Coconut milk, coconut cream and cream of coconut – so many coconut extracts!
- Coconut cream is an extract from coconut that is thick and creamy.
- Coconut cream is commonly purchased as a thick liquid, however, if it is stored in a fridge, the cream will separate from the liquid, resulting in a more paste-like consistency, although it will become less solid if left at room temperature.
- Coconut cream can be sweetened for use as a dessert or drink ingredient, and when sweetened it is known as ‘cream of coconut’.
- Coconut cream is used in cooking, typically in Asian cuisine in main dishes like curry, in baked goods or to make ice cream, and is often used as a dairy substitute.

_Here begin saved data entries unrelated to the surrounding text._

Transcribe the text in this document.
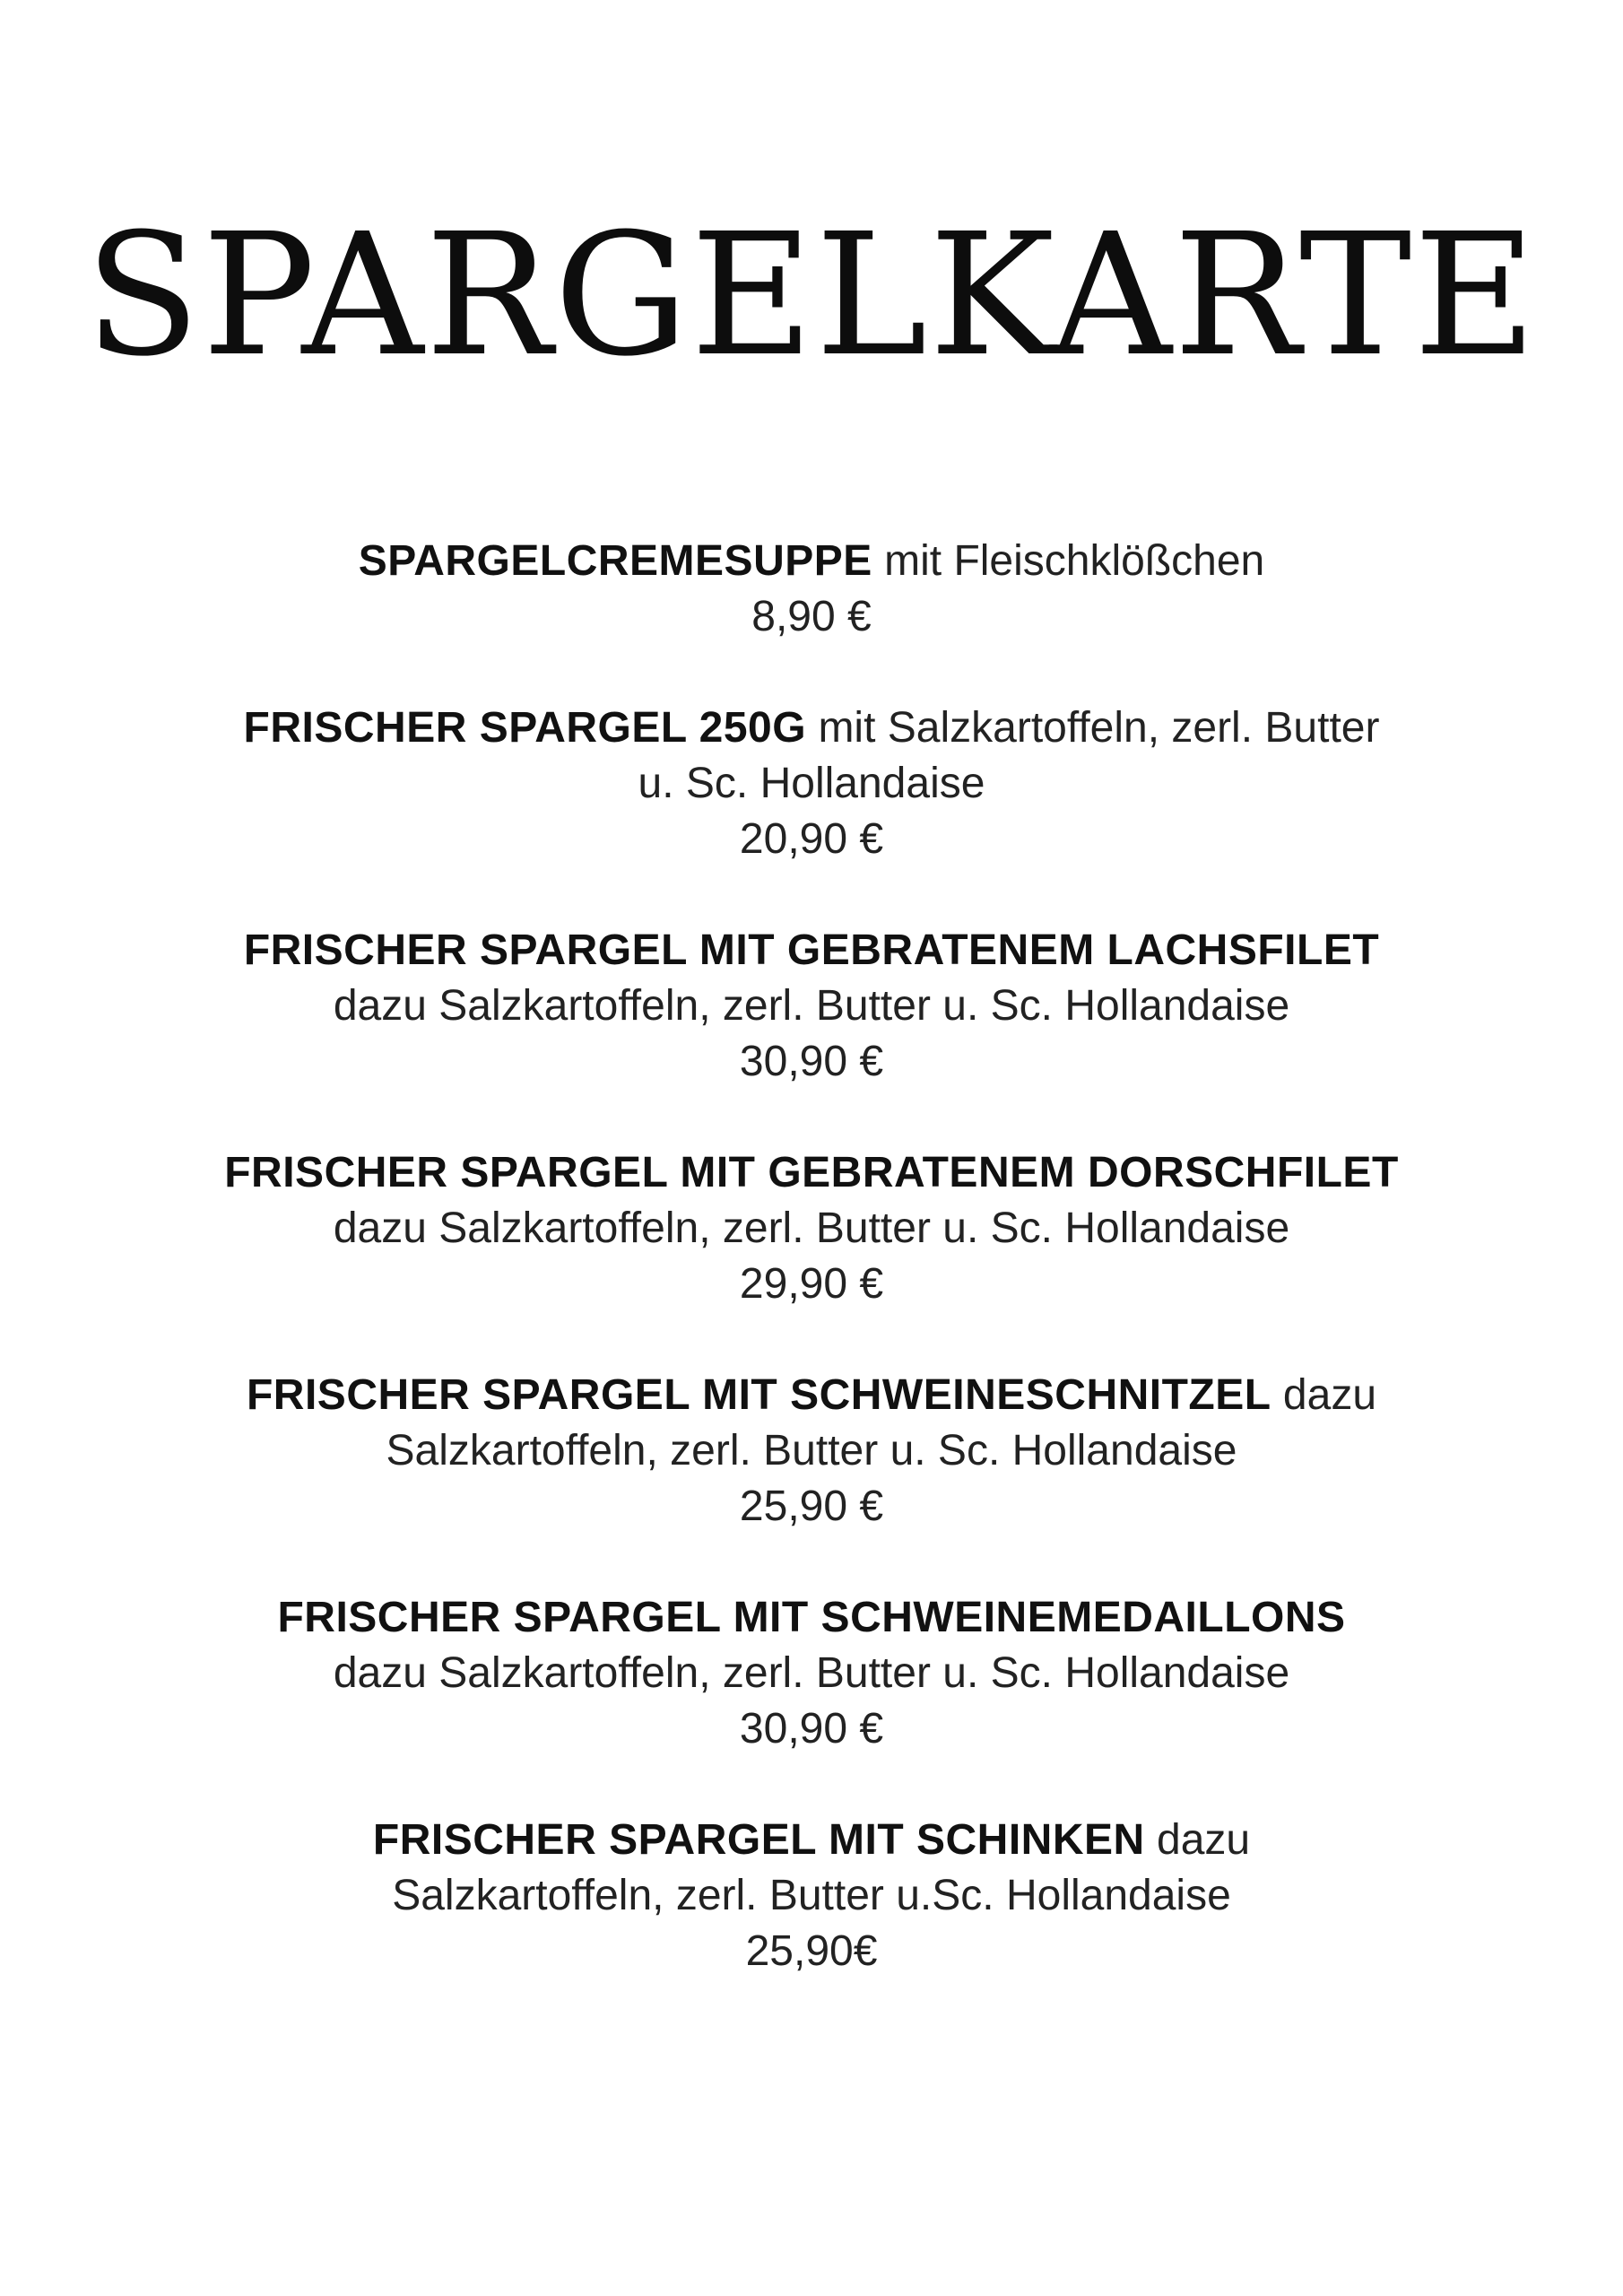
SPARGELKARTE
SPARGELCREMESUPPE mit Fleischklößchen
8,90 €
FRISCHER SPARGEL 250G mit Salzkartoffeln, zerl. Butter
u. Sc. Hollandaise
20,90 €
FRISCHER SPARGEL MIT GEBRATENEM LACHSFILET
dazu Salzkartoffeln, zerl. Butter u. Sc. Hollandaise
30,90 €
FRISCHER SPARGEL MIT GEBRATENEM DORSCHFILET
dazu Salzkartoffeln, zerl. Butter u. Sc. Hollandaise
29,90 €
FRISCHER SPARGEL MIT SCHWEINESCHNITZEL dazu
Salzkartoffeln, zerl. Butter u. Sc. Hollandaise
25,90 €
FRISCHER SPARGEL MIT SCHWEINEMEDAILLONS
dazu Salzkartoffeln, zerl. Butter u. Sc. Hollandaise
30,90 €
FRISCHER SPARGEL MIT SCHINKEN dazu
Salzkartoffeln, zerl. Butter u.Sc. Hollandaise
25,90€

- Coconut cream has a slightly sweet taste with the flavour of cream and coconut.
- Coconut cream is generally made from shredded coconut and water, although it sometimes contains thickeners and other additives.
- Coconut cream is white in colour and can be whipped like dairy cream.
- Coconut cream is typically bought in cartons or cans from supermarkets or Asian grocery stores.
- Homemade coconut cream can be made by simmering a ratio of 1:4, of water to shredded coconut and then strained through a cloth.
- Coconut cream is extremely high in manganese and fat, and is high in copper, phosphorus and iron.